After I reinstalled my ubuntu on PC, I installed all libs and drivers and then run caffe time with the same model, to test the forward pass time.
Originally ,before I resintall my OS, the forward time is 6 ms , but now it becomes 8 ms at the first time after I reinstall the driver , and after the first run, the forward time becomes 17 ms , then it stays 17ms . It’s much slower.
How is that ?
My os is Ubuntu 16.04, GPU is 1080Ti, Driver is NVIDIA-Linux-x86_64-410.73.run.
cuda :cuda_9.0.176_384.81_linux.run.
cudnn:libcudnn7-dev_7.3.1.20-1+cuda9.0_amd64.deb.
The caffe config file is totally the same with the old version on which the forward time is 6 ms.
Definitely try cbuchner’s advice, although a slowdown by a factor of 2x at application level seems unlikely to be triggered by a driver update.

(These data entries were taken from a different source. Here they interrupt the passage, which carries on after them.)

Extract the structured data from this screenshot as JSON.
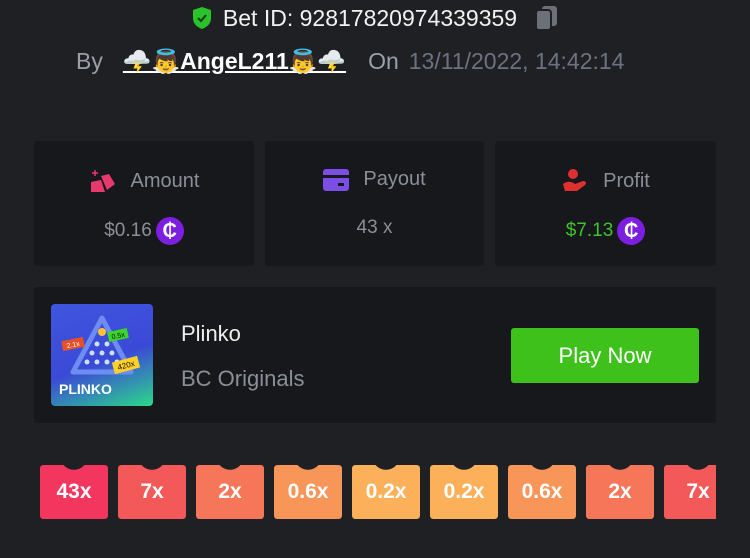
{
  "header": {
    "bet_id_label": "Bet ID: 92817820974339359",
    "by_label": "By",
    "username": "🌩️👼AngeL211👼🌩️",
    "on_label": "On",
    "datetime": "13/11/2022, 14:42:14"
  },
  "stats": [
    {
      "label": "Amount",
      "value": "$0.16",
      "icon": "amount-icon",
      "color": "#e8396e",
      "value_color": "#8a8f98",
      "coin": "₵"
    },
    {
      "label": "Payout",
      "value": "43 x",
      "icon": "card-icon",
      "color": "#7b4fe6",
      "value_color": "#8a8f98"
    },
    {
      "label": "Profit",
      "value": "$7.13",
      "icon": "hand-user-icon",
      "color": "#e02f2f",
      "value_color": "#3fc32a",
      "coin": "₵"
    }
  ],
  "game": {
    "name": "Plinko",
    "provider": "BC Originals",
    "play_label": "Play Now",
    "thumb_text": "PLINKO",
    "thumb_tags": [
      "2.1x",
      "0.5x",
      "420x"
    ]
  },
  "multipliers": [
    {
      "label": "43x",
      "color": "#f2365e"
    },
    {
      "label": "7x",
      "color": "#f45959"
    },
    {
      "label": "2x",
      "color": "#f6765a"
    },
    {
      "label": "0.6x",
      "color": "#f89659"
    },
    {
      "label": "0.2x",
      "color": "#fbb059"
    },
    {
      "label": "0.2x",
      "color": "#fbb059"
    },
    {
      "label": "0.6x",
      "color": "#f89659"
    },
    {
      "label": "2x",
      "color": "#f6765a"
    },
    {
      "label": "7x",
      "color": "#f45959"
    }
  ]
}
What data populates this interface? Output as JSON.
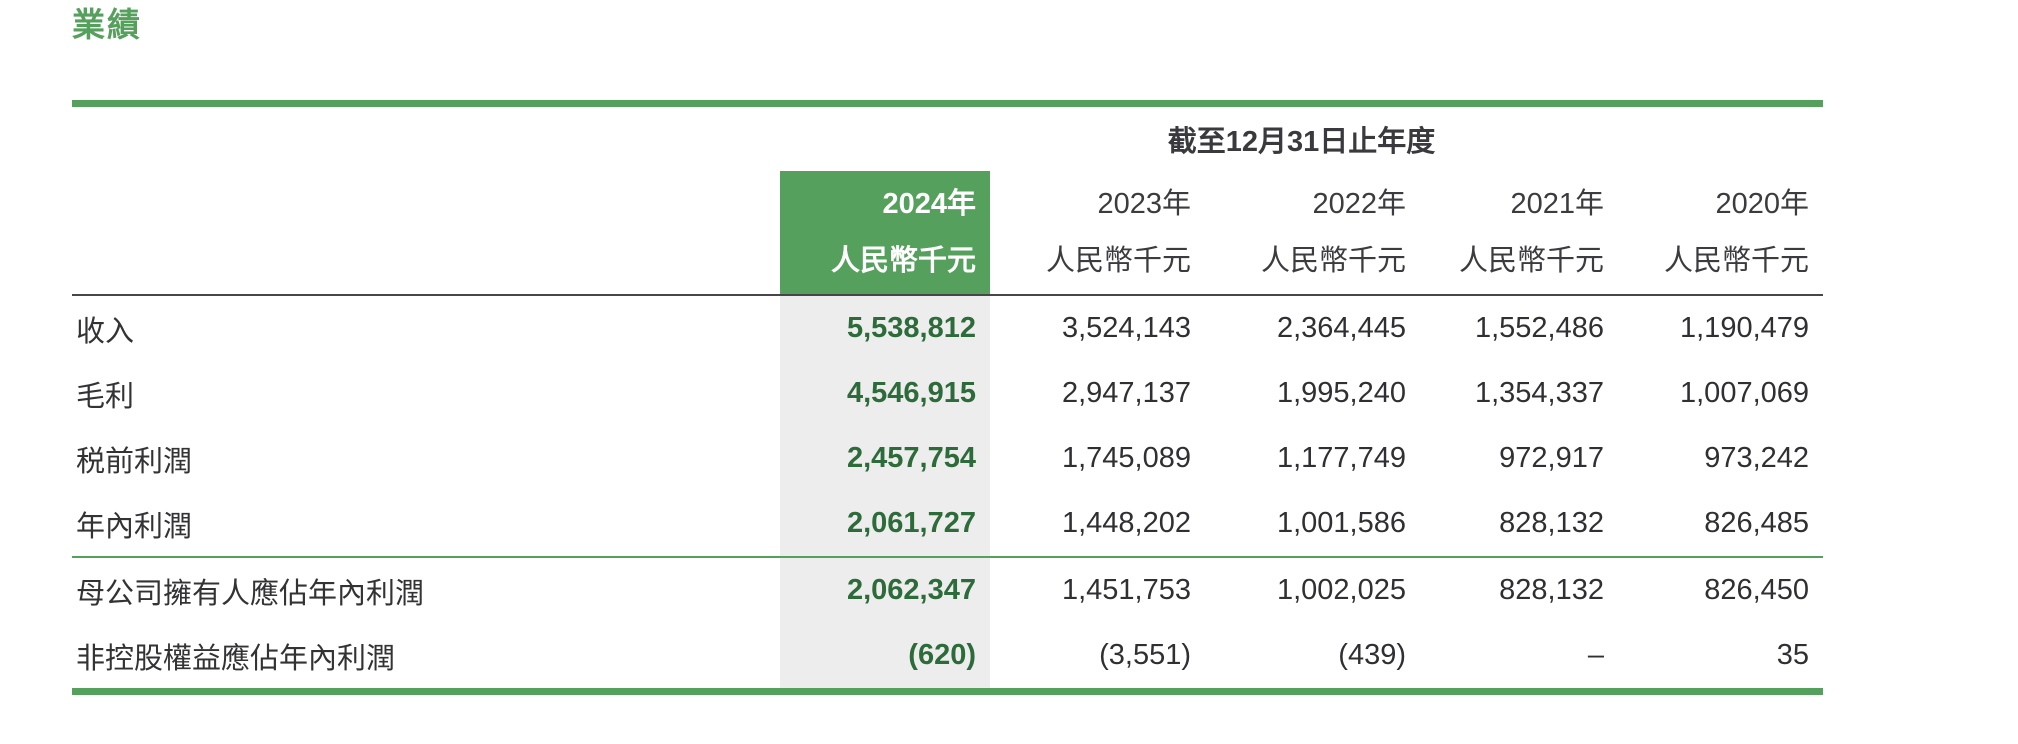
{
  "title": "業績",
  "colors": {
    "accent_green": "#55a05c",
    "highlight_text_green": "#2e6b3a",
    "highlight_column_bg": "#ededed",
    "body_text": "#333336",
    "header_rule_dark": "#47474b"
  },
  "table": {
    "period_header": "截至12月31日止年度",
    "columns": [
      {
        "year": "2024年",
        "unit": "人民幣千元",
        "highlighted": true
      },
      {
        "year": "2023年",
        "unit": "人民幣千元",
        "highlighted": false
      },
      {
        "year": "2022年",
        "unit": "人民幣千元",
        "highlighted": false
      },
      {
        "year": "2021年",
        "unit": "人民幣千元",
        "highlighted": false
      },
      {
        "year": "2020年",
        "unit": "人民幣千元",
        "highlighted": false
      }
    ],
    "rows": [
      {
        "label": "收入",
        "values": [
          "5,538,812",
          "3,524,143",
          "2,364,445",
          "1,552,486",
          "1,190,479"
        ]
      },
      {
        "label": "毛利",
        "values": [
          "4,546,915",
          "2,947,137",
          "1,995,240",
          "1,354,337",
          "1,007,069"
        ]
      },
      {
        "label": "税前利潤",
        "values": [
          "2,457,754",
          "1,745,089",
          "1,177,749",
          "972,917",
          "973,242"
        ]
      },
      {
        "label": "年內利潤",
        "values": [
          "2,061,727",
          "1,448,202",
          "1,001,586",
          "828,132",
          "826,485"
        ]
      },
      {
        "label": "母公司擁有人應佔年內利潤",
        "values": [
          "2,062,347",
          "1,451,753",
          "1,002,025",
          "828,132",
          "826,450"
        ]
      },
      {
        "label": "非控股權益應佔年內利潤",
        "values": [
          "(620)",
          "(3,551)",
          "(439)",
          "–",
          "35"
        ]
      }
    ]
  }
}
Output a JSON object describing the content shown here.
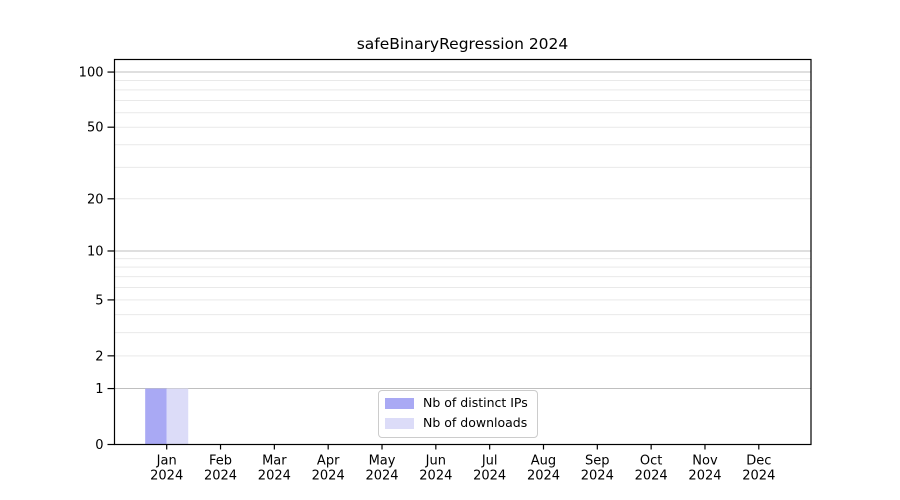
{
  "figure": {
    "background": "#ffffff",
    "text_color": "#000000"
  },
  "chart_data": {
    "type": "bar",
    "title": "safeBinaryRegression 2024",
    "xlabel": "",
    "ylabel": "",
    "categories": [
      "Jan",
      "Feb",
      "Mar",
      "Apr",
      "May",
      "Jun",
      "Jul",
      "Aug",
      "Sep",
      "Oct",
      "Nov",
      "Dec"
    ],
    "category_year": "2024",
    "series": [
      {
        "name": "Nb of distinct IPs",
        "color": "#a9a9f4",
        "values": [
          1,
          0,
          0,
          0,
          0,
          0,
          0,
          0,
          0,
          0,
          0,
          0
        ]
      },
      {
        "name": "Nb of downloads",
        "color": "#dcdcf8",
        "values": [
          1,
          0,
          0,
          0,
          0,
          0,
          0,
          0,
          0,
          0,
          0,
          0
        ]
      }
    ],
    "yscale": "log1p",
    "ylim": [
      0,
      116
    ],
    "yticks": [
      0,
      1,
      2,
      5,
      10,
      20,
      50,
      100
    ],
    "major_gridlines": [
      1,
      10,
      100
    ],
    "minor_gridlines": [
      2,
      3,
      4,
      5,
      6,
      7,
      8,
      9,
      20,
      30,
      40,
      50,
      60,
      70,
      80,
      90
    ],
    "grid": {
      "major_color": "#bfbfbf",
      "minor_color": "#e9e9e9",
      "orientation": "horizontal"
    },
    "legend": {
      "position": "lower-center",
      "border_color": "#cccccc"
    },
    "spine_color": "#000000"
  }
}
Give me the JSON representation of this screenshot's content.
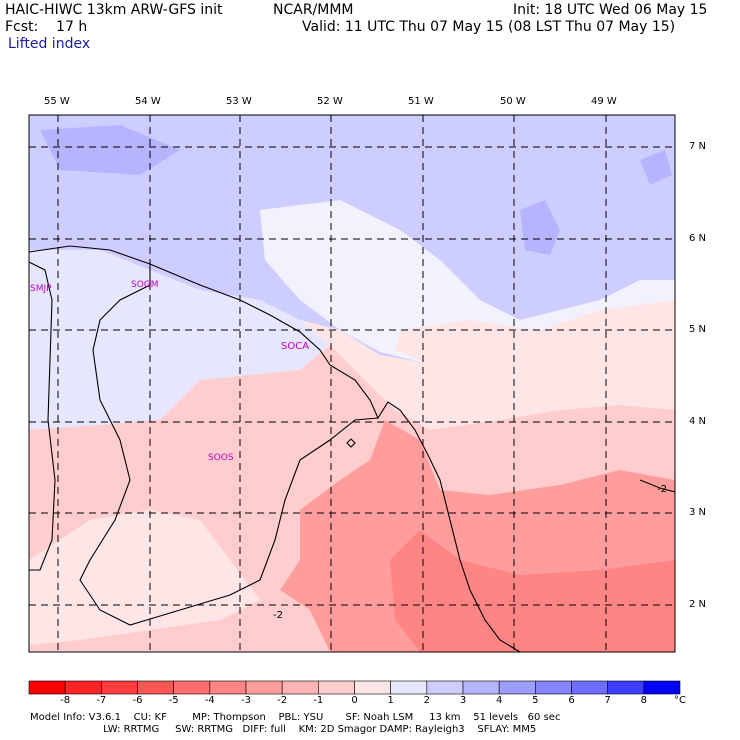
{
  "header": {
    "model": "HAIC-HIWC 13km ARW-GFS init",
    "org": "NCAR/MMM",
    "init": "Init: 18 UTC Wed 06 May 15",
    "fcst": "Fcst:    17 h",
    "valid": "Valid: 11 UTC Thu 07 May 15 (08 LST Thu 07 May 15)",
    "field": "Lifted index"
  },
  "map": {
    "lon_labels": [
      "55 W",
      "54 W",
      "53 W",
      "52 W",
      "51 W",
      "50 W",
      "49 W"
    ],
    "lat_labels": [
      "7 N",
      "6 N",
      "5 N",
      "4 N",
      "3 N",
      "2 N"
    ],
    "stations": [
      "SMJP",
      "SOGM",
      "SOCA",
      "SOOS"
    ],
    "contour_labels": [
      "-2",
      "-2"
    ]
  },
  "colorbar": {
    "ticks": [
      "-8",
      "-7",
      "-6",
      "-5",
      "-4",
      "-3",
      "-2",
      "-1",
      "0",
      "1",
      "2",
      "3",
      "4",
      "5",
      "6",
      "7",
      "8"
    ],
    "unit": "°C",
    "colors": [
      "#ff0000",
      "#ff2424",
      "#ff3d3d",
      "#ff5555",
      "#ff6d6d",
      "#ff8585",
      "#ff9d9d",
      "#ffb5b5",
      "#ffcdcd",
      "#ffe6e6",
      "#e6e6ff",
      "#cdcdff",
      "#b5b5ff",
      "#9d9dff",
      "#8585ff",
      "#6d6dff",
      "#3d3dff",
      "#0000ff"
    ]
  },
  "footer": {
    "line1": "Model Info: V3.6.1    CU: KF        MP: Thompson    PBL: YSU       SF: Noah LSM     13 km    51 levels   60 sec",
    "line2": "                       LW: RRTMG     SW: RRTMG   DIFF: full    KM: 2D Smagor DAMP: Rayleigh3    SFLAY: MM5"
  }
}
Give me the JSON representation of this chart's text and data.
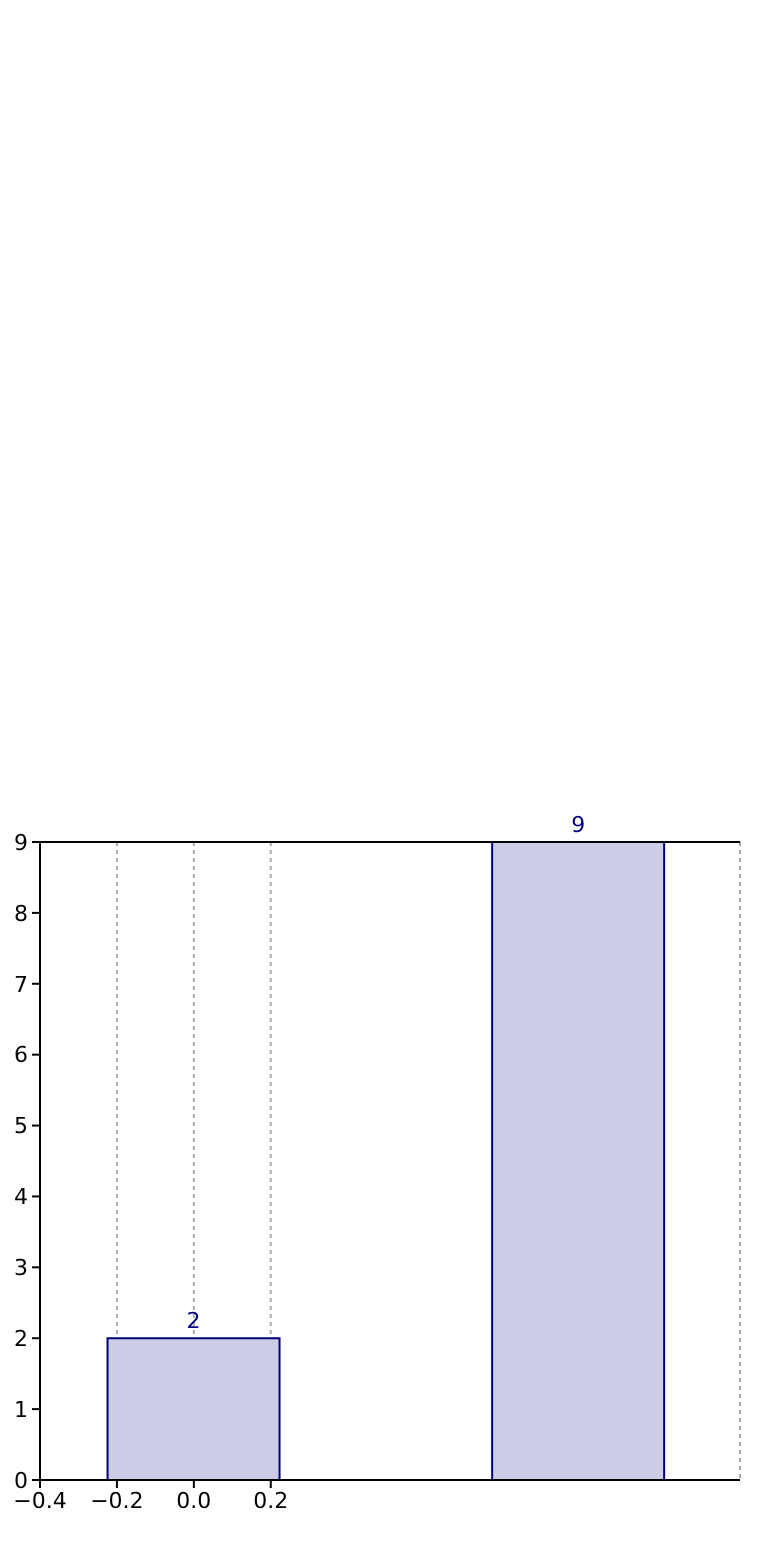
{
  "chart_data": {
    "type": "bar",
    "x": [
      0,
      1
    ],
    "values": [
      2,
      9
    ],
    "color": "#ccccE6",
    "data_labels": true,
    "xlim": [
      -0.4,
      1.42
    ],
    "xticks": [
      -0.4,
      -0.2,
      {
        "value": 0,
        "label": "0.0"
      },
      0.2
    ],
    "ylim": [
      0,
      9
    ],
    "yticks": [
      0,
      1,
      2,
      3,
      4,
      5,
      6,
      7,
      8,
      9
    ],
    "grid": "x"
  }
}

(1) Confirm that no changes were made to the hardware, including things like moving cards between PCIe slots, BIOS settings, etc.
(2) Double-check software configuration settings, unless you are using a pilot-style detailed checklist, it is extremely easy to overlook some detail; I have been there, done that, and spent most of a day tracking down the cause of my troubles.
(3) How carefully did you record the previous performance numbers? I have done a lot of benchmarking in my life, and with reams of raw data recorded in engineering notebooks, it is easy to become confused: mix up measurements for different parts of a software, or record the wrong software version. In some such cases, when I repeated my experiments to explore discrepancies, I could not longer reproduce what I had recorded earlier.
well , I went back to old versions of Ubuntu、drive 、cuda and cudnn, and it seems ok on one GPU. the forward time is 6ms.
on the other 1080Ti , the caffe time is still 12 ms, so strange .
So if I understand correctly, you have two GTX 1080 Ti GPUs in your system, and one is “fast” and the other is “slow”? Do they have identical specifications (same brand, same SKU)?
If you physically swap the GPUs in their PCIe slots, does the “slowness” follow the GPU or does it stay with a particular slot?
If the slowness correlates with the GPU, double-check cooling and power supply. Is the same VBIOS installed in both GPUs? When you monitor with nvidia-smi, do you see any significant differences between the GPUs (load factor, bus utilization, temperature, clocks)?
If the slowness correlates with the PCIe slot, double-check PCIe slot configuration. One slot may be a full x16 while other is only a x4, although they both may use a mechanical x16 form factor.